There was one place I could go now.

Ghost-hands brushed me, catching my clothes and hair, filling my bones with the cold of the grave. They promised only death. As they tried to catch me, to lure me, I threw them off and pushed on to the back door, to the garden. To my only place of peace.

The crows still stood sentinel as I walked across the shady green of the moonlit grass. At the bottom of the garden, behind the old oak, a forest had grown up. The forest of my dream.

From around the side of the old oak’s trunk, a shadow crept — tall, spindle-limbed, dressed in a cloak of blackest feathers. Horns like black branches grew from her head. She met my gaze with her own hard bird eyes.

“You have come for your wish?” she asked, with that same vast and lofty voice, as huge as the night sky.

“Kiss me,” I said.

Her face cracked into a vicious grin, all teeth and malevolence. “You seek to enslave me with my own tricks? Oh, poor little Malice. If you drive me mad with your honeyed kiss, I doubt you’ll notice the difference.”

“There’s no place for me here,” I said. “I seek a place at your court. Better that you love me.”
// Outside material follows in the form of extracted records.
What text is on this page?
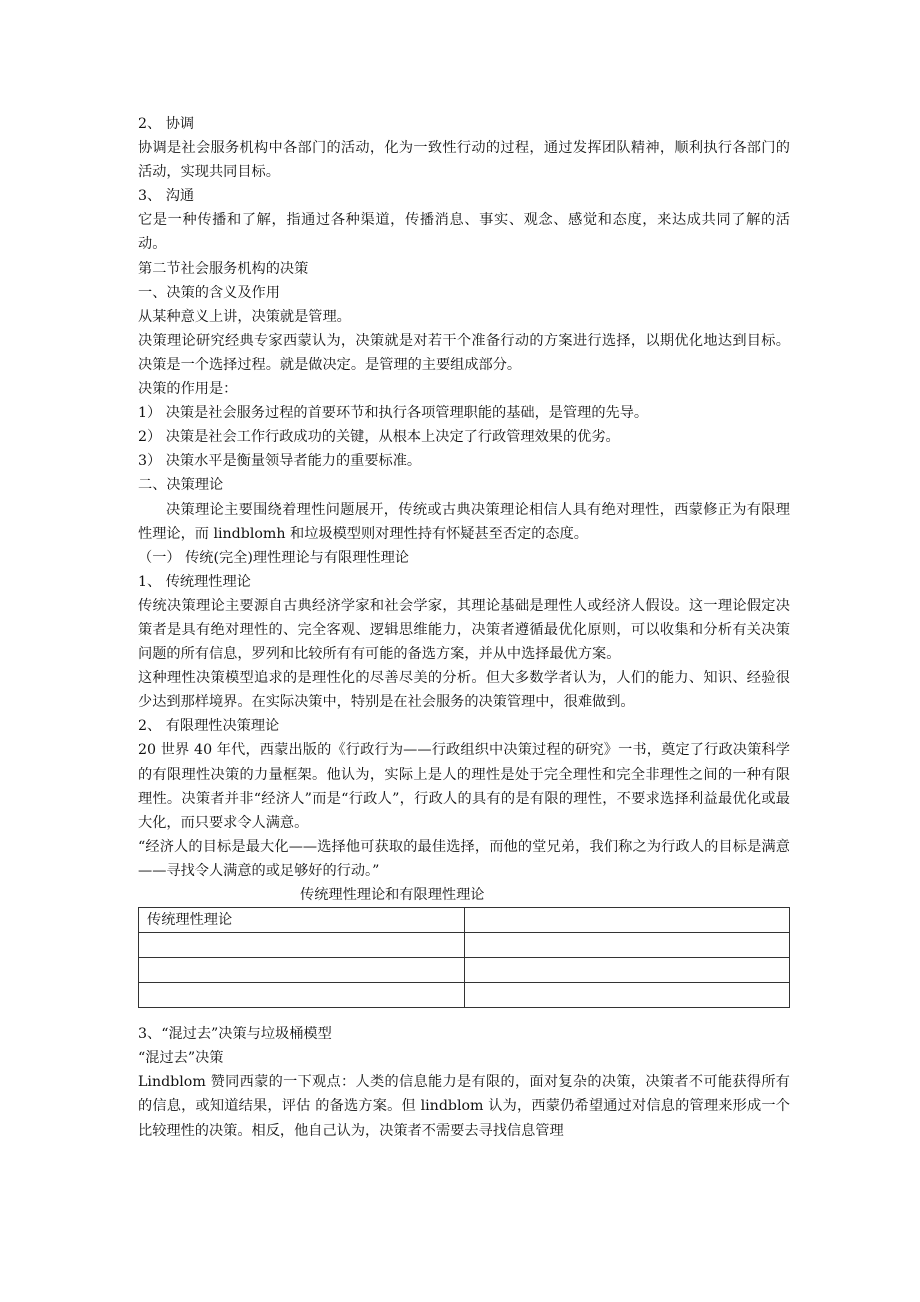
2、 协调

协调是社会服务机构中各部门的活动，化为一致性行动的过程，通过发挥团队精神，顺利执行各部门的活动，实现共同目标。

3、 沟通

它是一种传播和了解，指通过各种渠道，传播消息、事实、观念、感觉和态度，来达成共同了解的活动。

第二节社会服务机构的决策

一、决策的含义及作用

从某种意义上讲，决策就是管理。

决策理论研究经典专家西蒙认为，决策就是对若干个准备行动的方案进行选择，以期优化地达到目标。决策是一个选择过程。就是做决定。是管理的主要组成部分。

决策的作用是：

1） 决策是社会服务过程的首要环节和执行各项管理职能的基础，是管理的先导。

2） 决策是社会工作行政成功的关键，从根本上决定了行政管理效果的优劣。

3） 决策水平是衡量领导者能力的重要标准。

二、决策理论

决策理论主要围绕着理性问题展开，传统或古典决策理论相信人具有绝对理性，西蒙修正为有限理性理论，而 lindblomh 和垃圾模型则对理性持有怀疑甚至否定的态度。

（一） 传统(完全)理性理论与有限理性理论

1、 传统理性理论

传统决策理论主要源自古典经济学家和社会学家，其理论基础是理性人或经济人假设。这一理论假定决策者是具有绝对理性的、完全客观、逻辑思维能力，决策者遵循最优化原则，可以收集和分析有关决策问题的所有信息，罗列和比较所有有可能的备选方案，并从中选择最优方案。

这种理性决策模型追求的是理性化的尽善尽美的分析。但大多数学者认为，人们的能力、知识、经验很少达到那样境界。在实际决策中，特别是在社会服务的决策管理中，很难做到。

2、 有限理性决策理论

20 世界 40 年代，西蒙出版的《行政行为——行政组织中决策过程的研究》一书，奠定了行政决策科学的有限理性决策的力量框架。他认为，实际上是人的理性是处于完全理性和完全非理性之间的一种有限理性。决策者并非“经济人”而是“行政人”，行政人的具有的是有限的理性，不要求选择利益最优化或最大化，而只要求令人满意。

“经济人的目标是最大化——选择他可获取的最佳选择，而他的堂兄弟，我们称之为行政人的目标是满意——寻找令人满意的或足够好的行动。”

传统理性理论和有限理性理论

传统理性理论	

3、“混过去”决策与垃圾桶模型

“混过去”决策

Lindblom 赞同西蒙的一下观点：人类的信息能力是有限的，面对复杂的决策，决策者不可能获得所有的信息，或知道结果，评估 的备选方案。但 lindblom 认为，西蒙仍希望通过对信息的管理来形成一个比较理性的决策。相反，他自己认为，决策者不需要去寻找信息管理
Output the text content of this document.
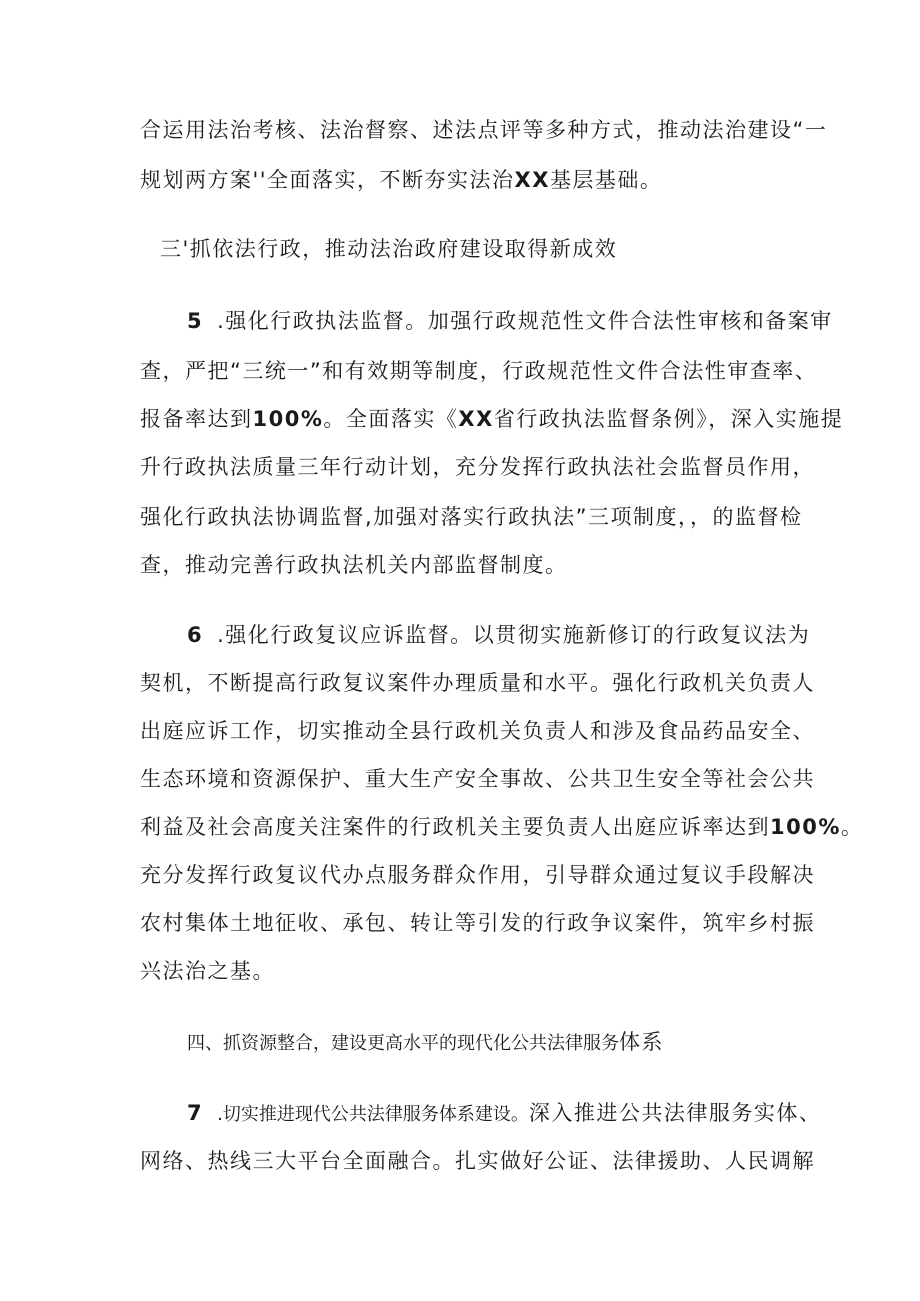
合运用法治考核、法治督察、述法点评等多种方式，推动法治建设“一
规划两方案''全面落实，不断夯实法治XX基层基础。
三'抓依法行政，推动法治政府建设取得新成效
5 .强化行政执法监督。加强行政规范性文件合法性审核和备案审
查，严把“三统一”和有效期等制度，行政规范性文件合法性审查率、
报备率达到100%。全面落实《XX省行政执法监督条例》，深入实施提
升行政执法质量三年行动计划，充分发挥行政执法社会监督员作用，
强化行政执法协调监督,加强对落实行政执法”三项制度，，的监督检
查，推动完善行政执法机关内部监督制度。
6 .强化行政复议应诉监督。以贯彻实施新修订的行政复议法为
契机，不断提高行政复议案件办理质量和水平。强化行政机关负责人
出庭应诉工作，切实推动全县行政机关负责人和涉及食品药品安全、
生态环境和资源保护、重大生产安全事故、公共卫生安全等社会公共
利益及社会高度关注案件的行政机关主要负责人出庭应诉率达到100%。
充分发挥行政复议代办点服务群众作用，引导群众通过复议手段解决
农村集体土地征收、承包、转让等引发的行政争议案件，筑牢乡村振
兴法治之基。
四、抓资源整合，建设更高水平的现代化公共法律服务体系
7 .切实推进现代公共法律服务体系建设。深入推进公共法律服务实体、
网络、热线三大平台全面融合。扎实做好公证、法律援助、人民调解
She came towards me, faster than flight. She smelled of forest floor, of wet grass at night, of carrion, of secrets. She drew me to her and whispered in my ear, “My sweet girl, I always knew you’d be mine.”

Our lips met, just a brush at first and then the wet taste of her inside my mouth. As bitter as secrets and just as alluring. All the secrets she’d eaten over the years, I tasted each one in turn. My shame, my anger, my hurt, my rage, my desire, my frustration. And the slow dying of my heart, laid down in a nest of black feathers.